Last year, the researchers discovered a dramatic association between Alzheimer’s disease and androgen deprivation therapy (ADT), a mainstay of treatment for prostate cancer since the 1940s currently used in over a half million men in the United States. This new study suggests a broader neurocognitive risk associated with the testosterone-lowering therapy.
While the findings do not prove that ADT increases the risk of dementia, the analysis comparing the medical records of almost 9,500 prostate cancer patients who received ADT versus those who did not strongly supports that possibility.
“This is not an academic question anymore; this is really a clinical question that needs to be answered,” said lead author Kevin T. Nead. Adding, “We have two papers here showing very similar outcomes and magnitude of risk, which I think supports the case for this to be studied prospectively.”
Androgens (male hormones) normally play a key role in stimulating prostate cell growth. Thus, therapies that suppress androgen production or activity are often used in treating prostate tumors. Drastically reducing androgen activity can, however, have adverse side-effects. Studies have found associations between low testosterone levels and obesity, diabetes, high blood pressure, and heart disease, which are also known risk factors for dementia.
Research in recent years also has linked ADT and low testosterone to cognitive deficits, and has shown that men with Alzheimer’s tend to have lower testosterone levels compared to men of the same age who don’t have the disease.

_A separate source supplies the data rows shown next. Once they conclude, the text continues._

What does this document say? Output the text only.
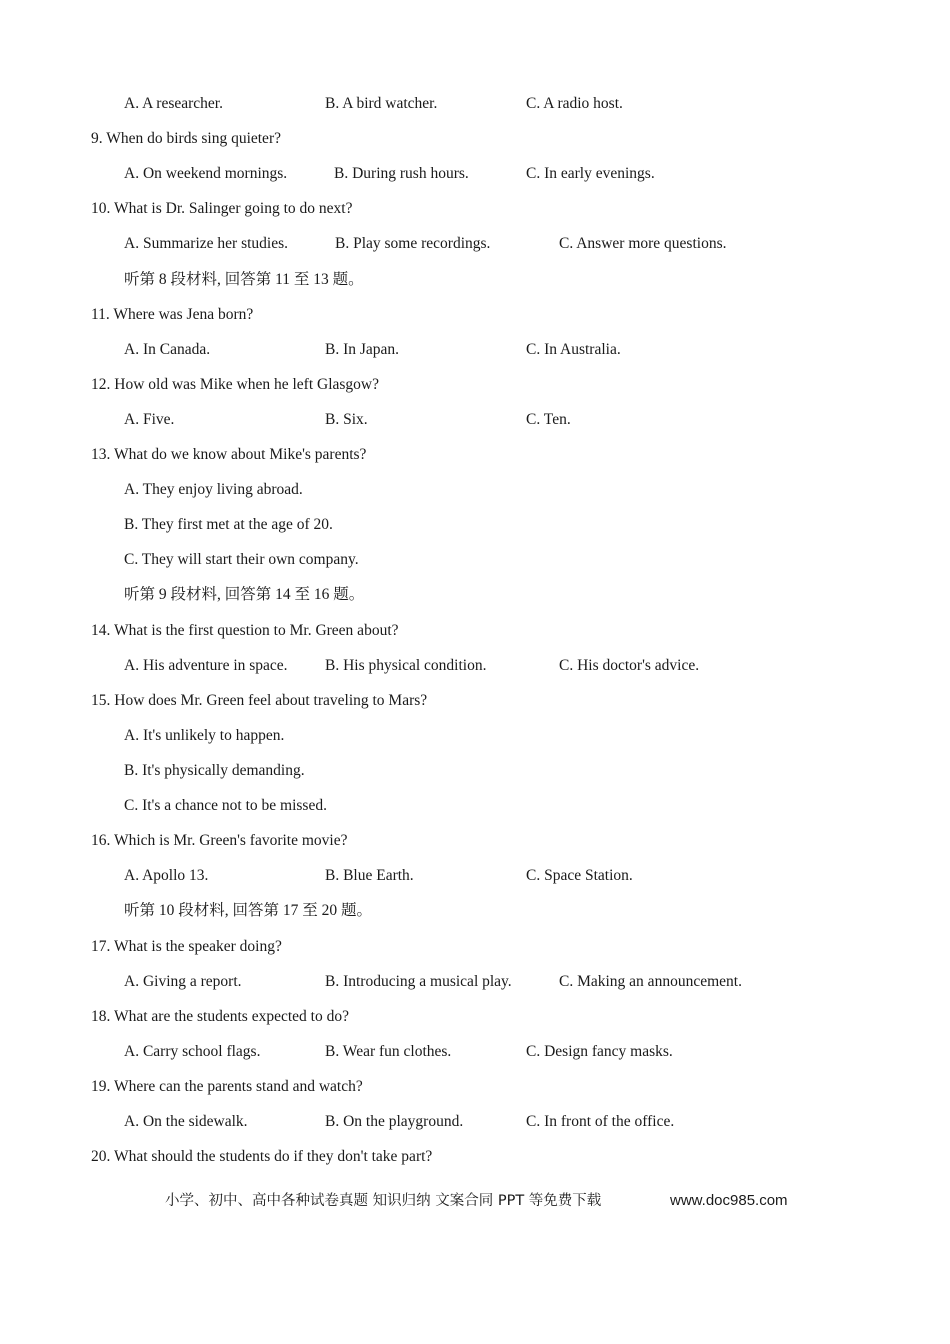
A. A researcher.	B. A bird watcher.	C. A radio host.
9. When do birds sing quieter?
A. On weekend mornings.	B. During rush hours.	C. In early evenings.
10. What is Dr. Salinger going to do next?
A. Summarize her studies.	B. Play some recordings.	C. Answer more questions.
听第 8 段材料, 回答第 11 至 13 题。
11. Where was Jena born?
A. In Canada.	B. In Japan.	C. In Australia.
12. How old was Mike when he left Glasgow?
A. Five.	B. Six.	C. Ten.
13. What do we know about Mike's parents?
A. They enjoy living abroad.
B. They first met at the age of 20.
C. They will start their own company.
听第 9 段材料, 回答第 14 至 16 题。
14. What is the first question to Mr. Green about?
A. His adventure in space. B. His physical condition.	C. His doctor's advice.
15. How does Mr. Green feel about traveling to Mars?
A. It's unlikely to happen.
B. It's physically demanding.
C. It's a chance not to be missed.
16. Which is Mr. Green's favorite movie?
A. Apollo 13.	B. Blue Earth.	C. Space Station.
听第 10 段材料, 回答第 17 至 20 题。
17. What is the speaker doing?
A. Giving a report.	B. Introducing a musical play.	C. Making an announcement.
18. What are the students expected to do?
A. Carry school flags.	B. Wear fun clothes.	C. Design fancy masks.
19. Where can the parents stand and watch?
A. On the sidewalk.	B. On the playground.	C. In front of the office.
20. What should the students do if they don't take part?
小学、初中、高中各种试卷真题 知识归纳 文案合同 PPT 等免费下载	www.doc985.com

However, it is currently unknown if ADT may contribute to the risk of dementia more broadly.
Researchers, used a novel and sophisticated ‘text-processing’ method to analyze electronic medical records from patients treated at an academic medical center from 1994 to 2013, with a median follow-up of 3.4 years. The team identified 9,277 men with prostate cancer with a mean age of 66.9 years, including 1,826 men who received ADT. The team showed that the ADT group, compared to the control group, had significantly more cases of dementia in the years following the initiation of ADT. The absolute increased risk of developing dementia was 4.4 percent at five years: 7.9 percent among those who received ADT vs 3.5 percent in those who did not, which is more than double the risk. The analyses also suggested a “dose-response effect.”

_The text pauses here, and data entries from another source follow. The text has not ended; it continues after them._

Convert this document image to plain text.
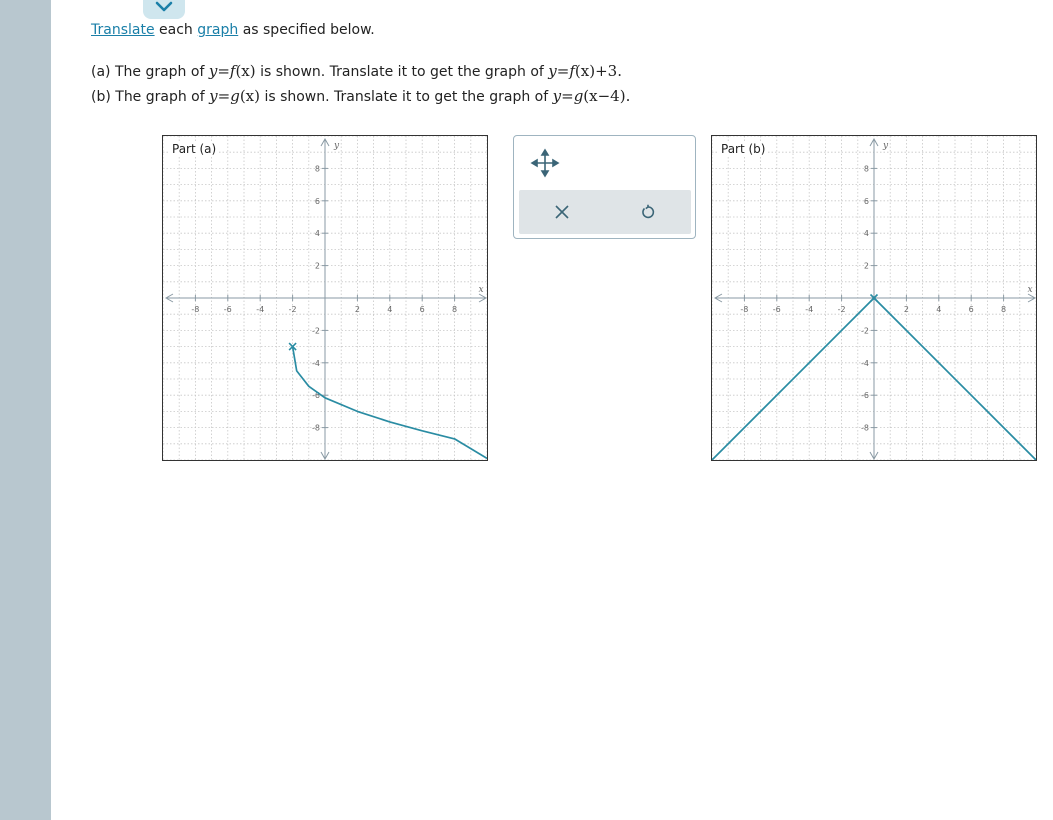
Translate each graph as specified below.
(a) The graph of y=f(x) is shown. Translate it to get the graph of y=f(x)+3.
(b) The graph of y=g(x) is shown. Translate it to get the graph of y=g(x−4).
-8	-6	-4	-2	2	4	6	8
8
6
4
2
-2
-4
-6
-8
x
y
Part (a)
-8	-6	-4	-2	2	4	6	8
8
6
4
2
-2
-4
-6
-8
x
y
Part (b)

The patients, who had been receiving ADT for at least 12 months, had the greatest risk of dementia, they found. There was also no evidence of an interaction between use of ADT and age. The risk was doubled in both age groups. The probability of developing dementia at five years was 13.7 percent in men over 70 who had ADT vs. 6.6 percent in men over 70 who did not. For men younger than 70, it was 2.3 percent in those who had the therapy vs. one percent for those who did not.
There are several plausible mechanisms that may explain the association between ADT and dementia. There is some evidence that testosterone has a general protective effect on brain cells, so that lowering testosterone would leave the brain less able to resist the processes leading to dementia and Alzheimer’s.

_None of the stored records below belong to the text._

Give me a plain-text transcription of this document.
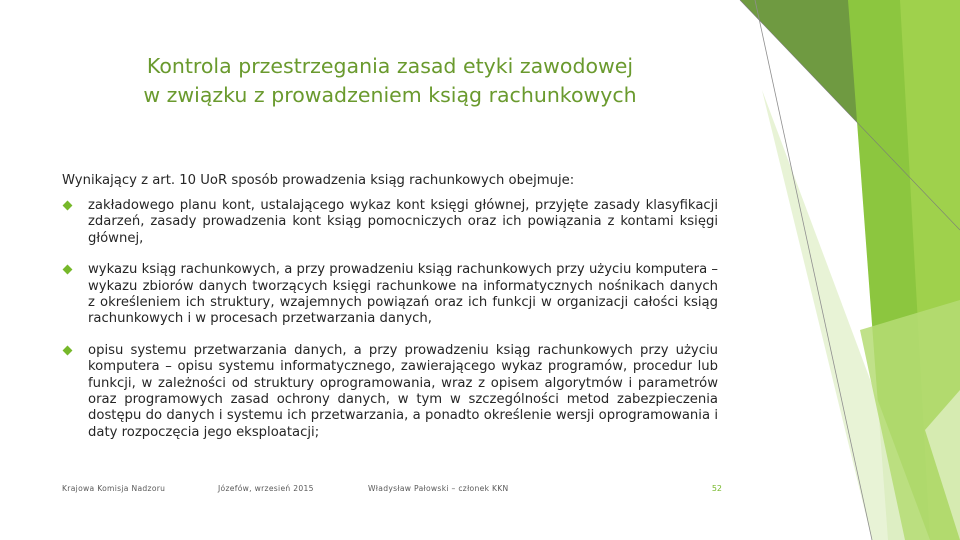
Kontrola przestrzegania zasad etyki zawodowej
w związku z prowadzeniem ksiąg rachunkowych
Wynikający z art. 10 UoR sposób prowadzenia ksiąg rachunkowych obejmuje:
zakładowego planu kont, ustalającego wykaz kont księgi głównej, przyjęte zasady klasyfikacji zdarzeń, zasady prowadzenia kont ksiąg pomocniczych oraz ich powiązania z kontami księgi głównej,
wykazu ksiąg rachunkowych, a przy prowadzeniu ksiąg rachunkowych przy użyciu komputera – wykazu zbiorów danych tworzących księgi rachunkowe na informatycznych nośnikach danych z określeniem ich struktury, wzajemnych powiązań oraz ich funkcji w organizacji całości ksiąg rachunkowych i w procesach przetwarzania danych,
opisu systemu przetwarzania danych, a przy prowadzeniu ksiąg rachunkowych przy użyciu komputera – opisu systemu informatycznego, zawierającego wykaz programów, procedur lub funkcji, w zależności od struktury oprogramowania, wraz z opisem algorytmów i parametrów oraz programowych zasad ochrony danych, w tym w szczególności metod zabezpieczenia dostępu do danych i systemu ich przetwarzania, a ponadto określenie wersji oprogramowania i daty rozpoczęcia jego eksploatacji;
Krajowa Komisja Nadzoru	Józefów, wrzesień 2015	Władysław Pałowski – członek KKN	52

“As the population of older, long-term cancer survivors continues to rise, the health issues that cancer therapies can leave in their wake will become increasingly important,” Nead said. Adding, “Further studies are needed to investigate the association between this therapy and dementias, given the significant patient and health system impacts if there are higher rates among the large group of patients undergoing ADT today.”